6 Make simple swaps. In addition to periodic short cleanses, make detox part of your daily life. Start with one not-so-healthy eating pattern—like that Starbucks Mocha Frappuccino—and commit to a better option. Be realistic: you’re unlikely to swap your beloved morning coffee for a cup of green tea, so a skim milk latte, sans sugar, may be a likelier substitute. Or maybe you sub your morning pastry for a whole-grain bagel with a slice of cheese or turkey, or dress your salad with extra virgin olive oil instead of ranch.
“We want to make it sustainable,” says Poon. “Many people get overwhelmed by trying to bring new habits into their regimen all at once, and then feel defeated when they forget or can’t keep up.” The point is to set yourself up for success, and find a palatable switch you’ll stick with.
7 Move and sweat. Let’s just get this out of the way: it’s a myth that you excrete toxins through your skin. The skin’s primary role in the body’s detox system is preventive—to act as a barrier against harmful compounds such as bacteria, viruses, heavy metals, and chemicals.
Having said that, exercise and sweating are important during a detox to boost circulation, increase respiration, and keep energy moving through your body. Regular exercise also protects against inflammation to keep your body’s detox system functioning properly. But during a cleanse is no time for running a marathon; stick to light, gentle exercise such as yoga, tai chi, or a meditative walk in the woods.
8 Support with supplements. The right supplements—food-based, preferably organic, and without any chemical fillers—can support your organs’ natural detox efforts. Don’t overdo it: overloading your system with handfuls of pills is pricey, complicated, and a burden on your liver.

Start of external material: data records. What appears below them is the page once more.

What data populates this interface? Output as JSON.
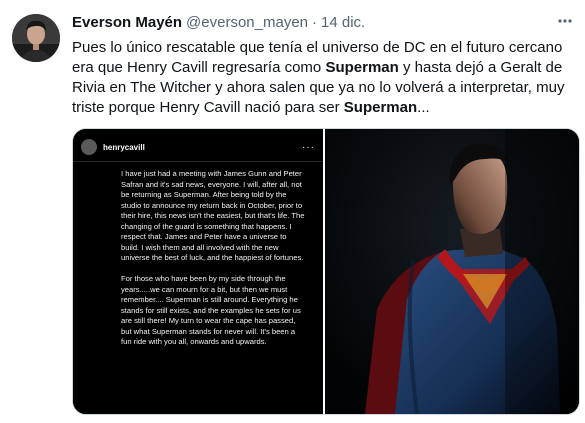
{
  "tweet": {
    "author": {
      "display_name": "Everson Mayén",
      "handle": "@everson_mayen",
      "separator": "·",
      "date": "14 dic."
    },
    "more_icon": "more-horizontal-icon",
    "text_parts": {
      "p1": "Pues lo único rescatable que tenía el universo de DC en el futuro cercano era que Henry Cavill regresaría como ",
      "b1": "Superman",
      "p2": " y hasta dejó a Geralt de Rivia en The Witcher y ahora salen que ya no lo volverá a interpretar, muy triste porque Henry Cavill nació para ser ",
      "b2": "Superman",
      "p3": "..."
    },
    "media": {
      "left": {
        "username": "henrycavill",
        "more": "···",
        "paragraphs": [
          "I have just had a meeting with James Gunn and Peter Safran and it's sad news, everyone. I will, after all, not be returning as Superman. After being told by the studio to announce my return back in October, prior to their hire, this news isn't the easiest, but that's life. The changing of the guard is something that happens. I respect that. James and Peter have a universe to build. I wish them and all involved with the new universe the best of luck, and the happiest of fortunes.",
          "For those who have been by my side through the years.....we can mourn for a bit, but then we must remember.... Superman is still around. Everything he stands for still exists, and the examples he sets for us are still there! My turn to wear the cape has passed, but what Superman stands for never will. It's been a fun ride with you all, onwards and upwards."
        ]
      },
      "right": {
        "subject": "superman-photo"
      }
    }
  },
  "colors": {
    "text_primary": "#0f1419",
    "text_secondary": "#536471",
    "suit_blue": "#1f3f6b",
    "cape_red": "#b4171b"
  }
}
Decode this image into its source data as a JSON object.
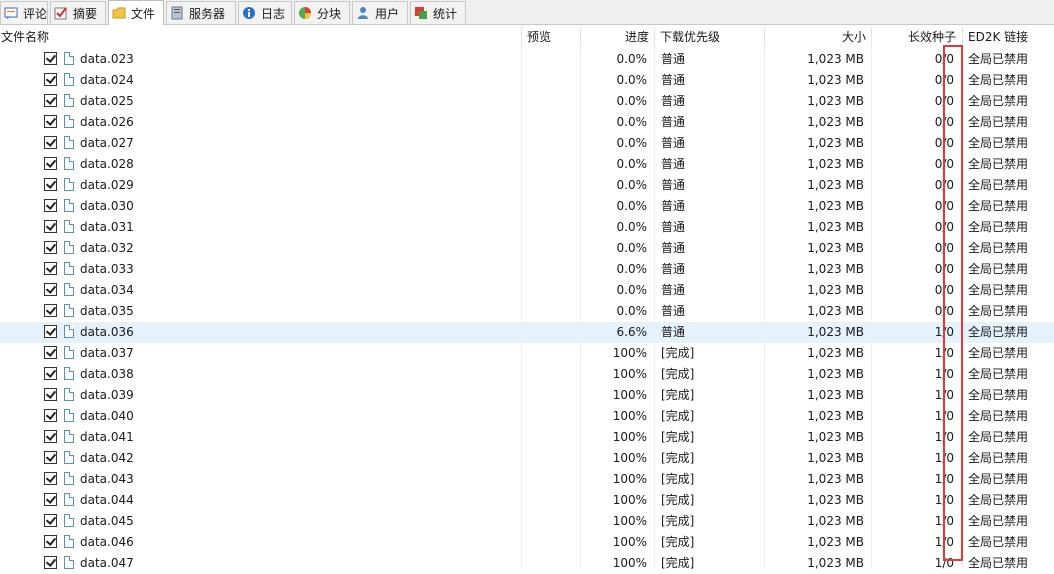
{
  "tabs": [
    {
      "label": "评论",
      "icon": "comment-icon",
      "active": false
    },
    {
      "label": "摘要",
      "icon": "summary-icon",
      "active": false
    },
    {
      "label": "文件",
      "icon": "folder-icon",
      "active": true
    },
    {
      "label": "服务器",
      "icon": "server-icon",
      "active": false
    },
    {
      "label": "日志",
      "icon": "info-icon",
      "active": false
    },
    {
      "label": "分块",
      "icon": "pie-icon",
      "active": false
    },
    {
      "label": "用户",
      "icon": "user-icon",
      "active": false
    },
    {
      "label": "统计",
      "icon": "stats-icon",
      "active": false
    }
  ],
  "columns": {
    "name": "文件名称",
    "preview": "预览",
    "progress": "进度",
    "priority": "下载优先级",
    "size": "大小",
    "seeds": "长效种子",
    "ed2k": "ED2K 链接"
  },
  "rows": [
    {
      "name": "data.023",
      "progress": "0.0%",
      "priority": "普通",
      "size": "1,023 MB",
      "seeds": "0/0",
      "ed2k": "全局已禁用"
    },
    {
      "name": "data.024",
      "progress": "0.0%",
      "priority": "普通",
      "size": "1,023 MB",
      "seeds": "0/0",
      "ed2k": "全局已禁用"
    },
    {
      "name": "data.025",
      "progress": "0.0%",
      "priority": "普通",
      "size": "1,023 MB",
      "seeds": "0/0",
      "ed2k": "全局已禁用"
    },
    {
      "name": "data.026",
      "progress": "0.0%",
      "priority": "普通",
      "size": "1,023 MB",
      "seeds": "0/0",
      "ed2k": "全局已禁用"
    },
    {
      "name": "data.027",
      "progress": "0.0%",
      "priority": "普通",
      "size": "1,023 MB",
      "seeds": "0/0",
      "ed2k": "全局已禁用"
    },
    {
      "name": "data.028",
      "progress": "0.0%",
      "priority": "普通",
      "size": "1,023 MB",
      "seeds": "0/0",
      "ed2k": "全局已禁用"
    },
    {
      "name": "data.029",
      "progress": "0.0%",
      "priority": "普通",
      "size": "1,023 MB",
      "seeds": "0/0",
      "ed2k": "全局已禁用"
    },
    {
      "name": "data.030",
      "progress": "0.0%",
      "priority": "普通",
      "size": "1,023 MB",
      "seeds": "0/0",
      "ed2k": "全局已禁用"
    },
    {
      "name": "data.031",
      "progress": "0.0%",
      "priority": "普通",
      "size": "1,023 MB",
      "seeds": "0/0",
      "ed2k": "全局已禁用"
    },
    {
      "name": "data.032",
      "progress": "0.0%",
      "priority": "普通",
      "size": "1,023 MB",
      "seeds": "0/0",
      "ed2k": "全局已禁用"
    },
    {
      "name": "data.033",
      "progress": "0.0%",
      "priority": "普通",
      "size": "1,023 MB",
      "seeds": "0/0",
      "ed2k": "全局已禁用"
    },
    {
      "name": "data.034",
      "progress": "0.0%",
      "priority": "普通",
      "size": "1,023 MB",
      "seeds": "0/0",
      "ed2k": "全局已禁用"
    },
    {
      "name": "data.035",
      "progress": "0.0%",
      "priority": "普通",
      "size": "1,023 MB",
      "seeds": "0/0",
      "ed2k": "全局已禁用"
    },
    {
      "name": "data.036",
      "progress": "6.6%",
      "priority": "普通",
      "size": "1,023 MB",
      "seeds": "1/0",
      "ed2k": "全局已禁用",
      "selected": true
    },
    {
      "name": "data.037",
      "progress": "100%",
      "priority": "[完成]",
      "size": "1,023 MB",
      "seeds": "1/0",
      "ed2k": "全局已禁用"
    },
    {
      "name": "data.038",
      "progress": "100%",
      "priority": "[完成]",
      "size": "1,023 MB",
      "seeds": "1/0",
      "ed2k": "全局已禁用"
    },
    {
      "name": "data.039",
      "progress": "100%",
      "priority": "[完成]",
      "size": "1,023 MB",
      "seeds": "1/0",
      "ed2k": "全局已禁用"
    },
    {
      "name": "data.040",
      "progress": "100%",
      "priority": "[完成]",
      "size": "1,023 MB",
      "seeds": "1/0",
      "ed2k": "全局已禁用"
    },
    {
      "name": "data.041",
      "progress": "100%",
      "priority": "[完成]",
      "size": "1,023 MB",
      "seeds": "1/0",
      "ed2k": "全局已禁用"
    },
    {
      "name": "data.042",
      "progress": "100%",
      "priority": "[完成]",
      "size": "1,023 MB",
      "seeds": "1/0",
      "ed2k": "全局已禁用"
    },
    {
      "name": "data.043",
      "progress": "100%",
      "priority": "[完成]",
      "size": "1,023 MB",
      "seeds": "1/0",
      "ed2k": "全局已禁用"
    },
    {
      "name": "data.044",
      "progress": "100%",
      "priority": "[完成]",
      "size": "1,023 MB",
      "seeds": "1/0",
      "ed2k": "全局已禁用"
    },
    {
      "name": "data.045",
      "progress": "100%",
      "priority": "[完成]",
      "size": "1,023 MB",
      "seeds": "1/0",
      "ed2k": "全局已禁用"
    },
    {
      "name": "data.046",
      "progress": "100%",
      "priority": "[完成]",
      "size": "1,023 MB",
      "seeds": "1/0",
      "ed2k": "全局已禁用"
    },
    {
      "name": "data.047",
      "progress": "100%",
      "priority": "[完成]",
      "size": "1,023 MB",
      "seeds": "1/0",
      "ed2k": "全局已禁用"
    }
  ],
  "highlight_color": "#e53935",
  "selected_row_color": "#e5f1fb"
}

“Supplementing your cleanse with supergreens can help alkalize, oxygenate, and detoxify your body,” says Poon. Chlorella, a type of algae, may enhance the elimination of heavy metals and other toxins. Probiotics support gut health, essential in moving waste and toxins from the body, and milk thistle contains compounds that support liver function. And always check with your health care provider to be sure supplements aren’t contraindicated with any pre-existing conditions or medication you’re taking, says Poon
9 Detox your kitchen. Purge your pantry before your detox. Toss the cookies, chips, and canned food, and fill your fridge with fresh fruits, vegetables, and greens. Stock up on healthy fats such as coconut oil, avocados, and nut butters, as well as whole grains and clean protein, including beans, wild-caught fish, and pasture-raised poultry and eggs. And commit to cooking in, not eating out. Find a few simple meals that you can prep in minutes to support clean eating.

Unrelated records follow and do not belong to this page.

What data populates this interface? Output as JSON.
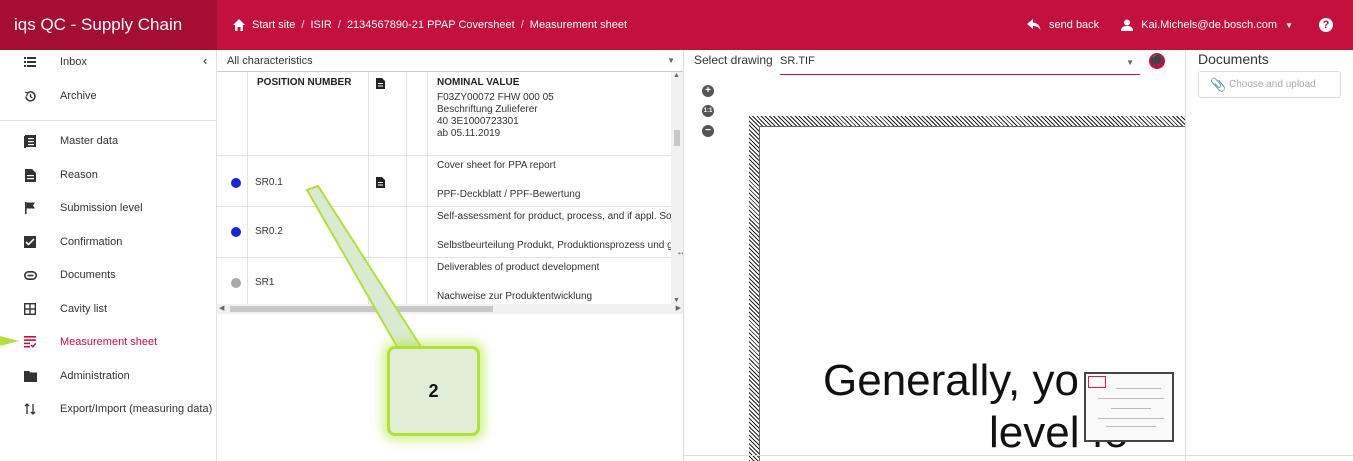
{
  "app": {
    "title": "iqs QC - Supply Chain"
  },
  "breadcrumb": {
    "items": [
      "Start site",
      "ISIR",
      "2134567890-21 PPAP Coversheet",
      "Measurement sheet"
    ],
    "sep": "/"
  },
  "header": {
    "send_back": "send back",
    "user": "Kai.Michels@de.bosch.com",
    "help": "?"
  },
  "sidebar": {
    "items": [
      {
        "label": "Inbox",
        "icon": "list-icon"
      },
      {
        "label": "Archive",
        "icon": "history-icon"
      },
      {
        "label": "Master data",
        "icon": "book-icon"
      },
      {
        "label": "Reason",
        "icon": "document-icon"
      },
      {
        "label": "Submission level",
        "icon": "flag-icon"
      },
      {
        "label": "Confirmation",
        "icon": "check-box-icon"
      },
      {
        "label": "Documents",
        "icon": "link-icon"
      },
      {
        "label": "Cavity list",
        "icon": "grid-icon"
      },
      {
        "label": "Measurement sheet",
        "icon": "checklist-icon",
        "active": true
      },
      {
        "label": "Administration",
        "icon": "folder-icon"
      },
      {
        "label": "Export/Import (measuring data)",
        "icon": "swap-icon"
      }
    ]
  },
  "filter": {
    "value": "All characteristics"
  },
  "table": {
    "headers": {
      "position": "POSITION NUMBER",
      "nominal": "NOMINAL VALUE"
    },
    "header_nominal_lines": [
      "F03ZY00072 FHW 000 05",
      "Beschriftung Zulieferer",
      "40 3E1000723301",
      "ab 05.11.2019"
    ],
    "rows": [
      {
        "pos": "SR0.1",
        "status_color": "#1a24d6",
        "has_doc": true,
        "line1": "Cover sheet for PPA report",
        "line2": "PPF-Deckblatt / PPF-Bewertung"
      },
      {
        "pos": "SR0.2",
        "status_color": "#1a24d6",
        "has_doc": false,
        "line1": "Self-assessment for product, process, and if appl. Sof",
        "line2": "Selbstbeurteilung Produkt, Produktionsprozess und g"
      },
      {
        "pos": "SR1",
        "status_color": "#a8a8a8",
        "has_doc": false,
        "line1": "Deliverables of product development",
        "line2": "Nachweise zur Produktentwicklung"
      }
    ]
  },
  "callout": {
    "number": "2"
  },
  "viewer": {
    "select_label": "Select drawing",
    "selected": "SR.TIF",
    "big_text_1": "Generally, yo",
    "big_text_2": "level fo"
  },
  "documents": {
    "title": "Documents",
    "upload_placeholder": "Choose and upload"
  },
  "colors": {
    "brand": "#c4103d",
    "brand_dark": "#a50d32",
    "status_blue": "#1a24d6",
    "status_grey": "#a8a8a8",
    "callout_green": "#b2e03a"
  }
}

10 Detox your life. Your brain may need a detox as much as your body. Take a break from electronics, violent movies, or stressful reading (such as the daily news). Toss chemical-filled household cleaners and personal care items, and stock up on plant-based products. “Getting enough sleep is also really important because your cells regenerate while you sleep,” says Poon. And try meditation. A daily practice can help you make mindful choices about food, and breathwork can detoxify your respiratory system, says Poon. [Editor’s note: see p. 36 for more on meditation.]

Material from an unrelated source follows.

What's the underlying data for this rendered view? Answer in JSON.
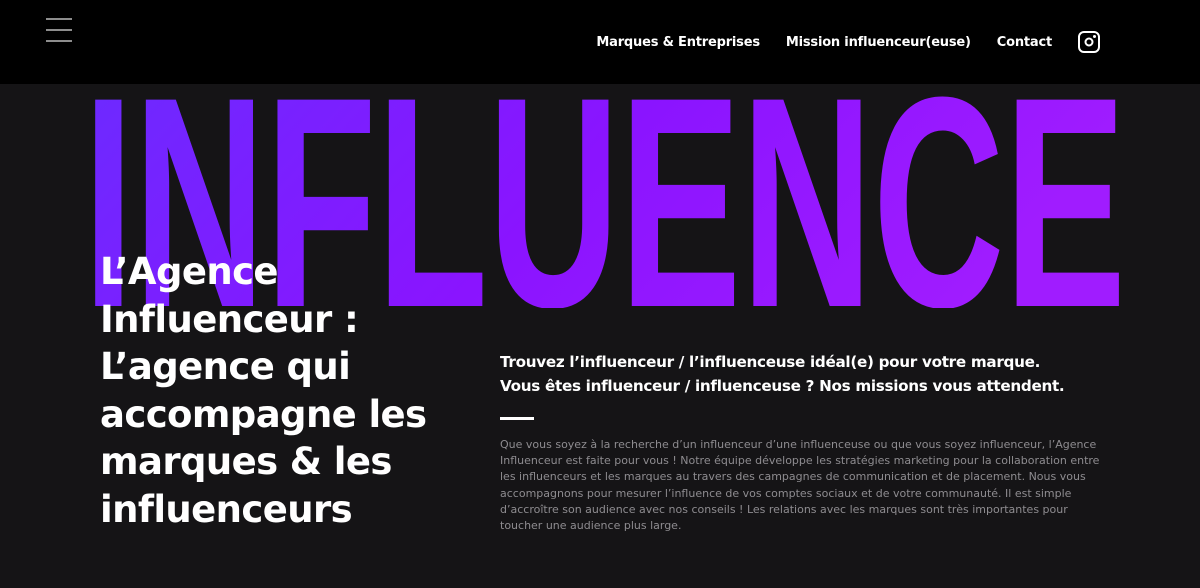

11 Be realistic. No matter why you’re detoxing, be clear on one thing: a cleanse isn’t a fix for months of bingeing. And it’s unlikely that you’ll shed 20 pounds or make your skin glow like a supermodel’s. So be realistic about why you’re detoxing, and set clear, specific goals. Are you taking a break from caffeine? Do you want to kick that pizza habit or minimize your sugar cravings? If you’re reasonable about your expectations, you’ll be more satisfied with the results—and more likely to make regular cleanses a lasting part of your life.